XML RPC howto

This document is derived from the json rpc howto.

Introduction

XML RPC is a protocol, which which uses XML to call procedures on a remote server over the network.

Cxxtools has implementations for XML RPC clients and and servers. Cxxtools makes it really easy to call remote JSON RPC procedures or to implement procedures, which can be called over the network.

XML RPC always run on a http server. cxxtools provides the server, needed to run the service.

XML RPC server

We start with a simple XML RPC server, which makes a function available to a remote side.

First implement the functions, which should be callable:

double add(double a1, double a2)
{
    return a1 + a2;
}

double sub(double a1, double a2)
{
    return a1 - a2;
}

In our main function we make the functions available over the network:

int main(int argc, char* argv[])
{
    try
    {
        // Define a event loop
        cxxtools::EventLoop loop;

        // Define a http server first
        cxxtools::http::Server httpServer(loop, 8077);

        // for xml rpc we need a service object
        cxxtools::xmlrpc::Service service;

        // register the methods
        service.registerFunction("add", add);
        service.registerFunction("sub", sub);

        // ... and register the service under a url
        httpServer.addService("/xmlrpc", service);

        // and run our server
        loop.run();
    }
    catch (const std::exception& e)
    {
        std::cerr << e.what() << std::endl;
    }
}

To make the example complete we need the headers:

#include <cxxtools/eventloop.h>
#include <cxxtools/http/server.h>
#include <cxxtools/xmlrpc/service.h>

This was easy. Note that the registerFunction method of the service is a template function, which generates all the stuff needed to convert the parameters from xml to the needed types and the result back to xml.
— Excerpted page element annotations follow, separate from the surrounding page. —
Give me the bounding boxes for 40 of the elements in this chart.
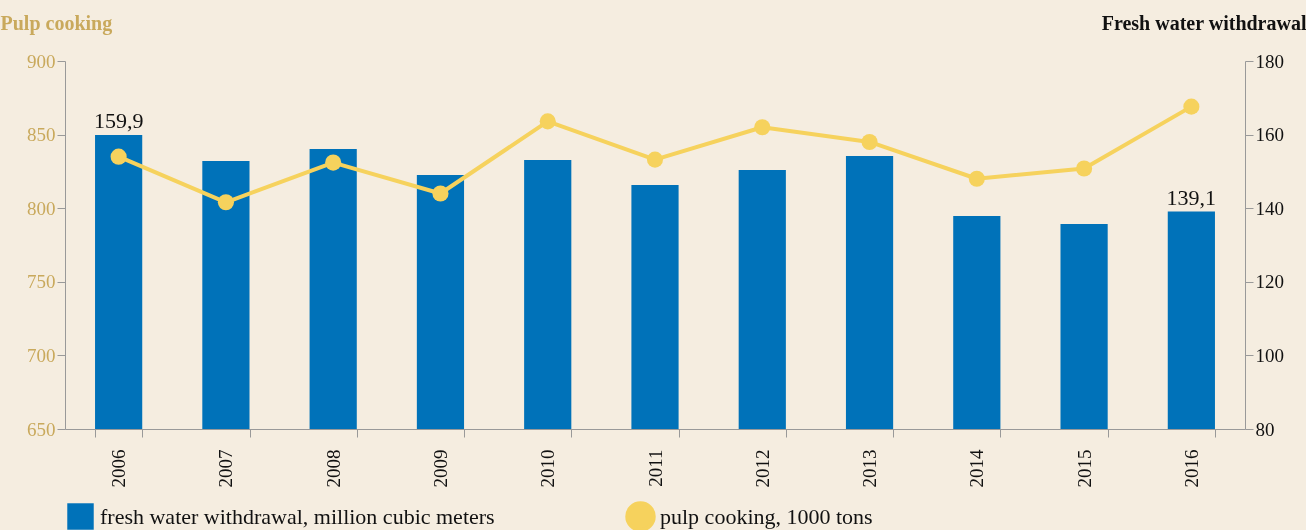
x-tick-label: 2015 — [1073, 449, 1095, 488]
x-tick-label: 2013 — [859, 449, 881, 488]
x-tick-label: 2006 — [108, 449, 130, 488]
x-tick-label: 2010 — [537, 449, 559, 488]
y-axis-title: Pulp cooking — [0, 11, 113, 35]
point — [110, 148, 127, 165]
legend-label: fresh water withdrawal, million cubic meters — [100, 503, 495, 529]
x-tick-label: 2016 — [1180, 449, 1202, 488]
x-tick-label: 2008 — [322, 449, 344, 488]
point — [968, 170, 985, 187]
y-tick-label: 850 — [27, 124, 56, 146]
y2-tick-label: 80 — [1255, 418, 1275, 440]
point — [646, 151, 664, 168]
point — [1183, 98, 1200, 115]
data-label: 139,1 — [1166, 184, 1217, 210]
y2-tick-label: 140 — [1255, 197, 1284, 219]
y-tick-label: 800 — [27, 197, 56, 219]
x-tick-label: 2012 — [751, 449, 773, 488]
y-tick-label: 700 — [27, 344, 56, 366]
point — [325, 154, 342, 171]
y2-tick-label: 120 — [1255, 271, 1284, 293]
y-tick-label: 900 — [27, 50, 56, 72]
y-tick-label: 750 — [27, 271, 56, 293]
x-tick-label: 2009 — [429, 449, 451, 488]
y2-tick-label: 180 — [1255, 50, 1284, 72]
data-label: 159,9 — [93, 107, 144, 133]
y2-tick-label: 100 — [1255, 344, 1284, 366]
x-tick-label: 2014 — [966, 449, 988, 488]
point — [861, 133, 878, 151]
legend-label: pulp cooking, 1000 tons — [660, 503, 873, 529]
y2-tick-label: 160 — [1255, 124, 1284, 146]
point — [432, 185, 449, 202]
point — [217, 194, 234, 211]
x-tick-label: 2011 — [644, 449, 666, 487]
x-tick-label: 2007 — [215, 449, 237, 488]
point — [1076, 160, 1093, 177]
y-tick-label: 650 — [27, 418, 56, 440]
point — [539, 113, 556, 130]
point — [754, 119, 771, 136]
y2-axis-title: Fresh water withdrawal — [1101, 11, 1306, 34]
The parameters and return values must have a cxxtools serialization and deserialization operator. All standard types including container classes in the std namespace have one and it is easy to implement one for own types.

We show a simple example for extending custom types later.

The server is multithreaded and starts by default 5 threads at startup.

XML RPC client

Next we want to implement a client, which calls our methods on the server. It is even simpler than the server:

// Define client class with a empty IP, which means localhost and a port
cxxtools::xmlrpc::HttpClient client("", 8077, "/xmlrpc");

// Define the remote procedure with 3 template parameters. The first is
// always the return type and the rest are the types of the parameters.
cxxtools::RemoteProcedure<double, double, double> add(client, "add");

// and call the procedure:
double result = add(17, 4);
std::cout << "result=" << result << std::endl;

To make the example complete we need the headers:

#include <cxxtools/remoteprocedure.h>
#include <cxxtools/xmlrpc/httpclient.h>

Very simple. Again cxxtools uses template magic in cxxtools::RemoteProcedure to generate all the serialization and deserialization stuff we need.

Handling exceptions

There were 2 types of exceptions, which can happen here. Either purely technical exceptions like I/O errors when the server is not reachable or exceptions thrown by the procedure on the server side.

Technical exceptions are handled like always in cxxtools. They are just thrown. There is nothing special here.

Exceptions thrown by the server procedure are sent to the client. The client then throws the exception when the result is requested. So it behaves like a local function call. The only difference is, that the actual exception type is lost. The exception is always derived from cxxtools::RemoteException.

Note that all exceptions thrown in cxxtools are derived from std::exception. So as shown in the example it is sufficient to catch just std::exception to catch all exceptions of the remote procedure.

Using complex structures in XML RPC

We already mentioned, that the serialization framework of cxxtools is used. We will look here at a simple example, how to make a struct usable in rpc.

So this is our struct, we want to use as a parameter or return value in our RPC function:

struct MyData
{
    double someValue;
    bool aFlag;
    std::vector<int> moreValues;
};

We need 2 operators:

void operator<<= (cxxtools::SerializationInfo& si, const MyData& myData)
{
    si.addMember("someValue") <<= myData.someValue;
    si.addMember("aFlag") <<= myData.aFlag;
    si.addMember("moreValues") <<= myData.moreValues;
}

void operator>>= (const cxxtools::SerializationInfo& si, MyData& myData)
{
    si.getMember("someValue") >>= myData.someValue;
    si.getMember("aFlag") >>= myData.aFlag;
    si.getMember("moreValues") >>= myData.moreValues;
}

To define the operators a header is needed:

#include <cxxtools/serializationinfo.h>

And we are done. Now we can use the structure just like any other type.

Note that in C++ we usually have more than one source file and structures are defined in separate headers. The operators must then either be defined in the header as inline functions or just declared in the header and defined in a cpp class, which is compiled separately.

For data we usually use classes, with private members. A good choice is to declare the operators as friends, so that they can easily access the private members.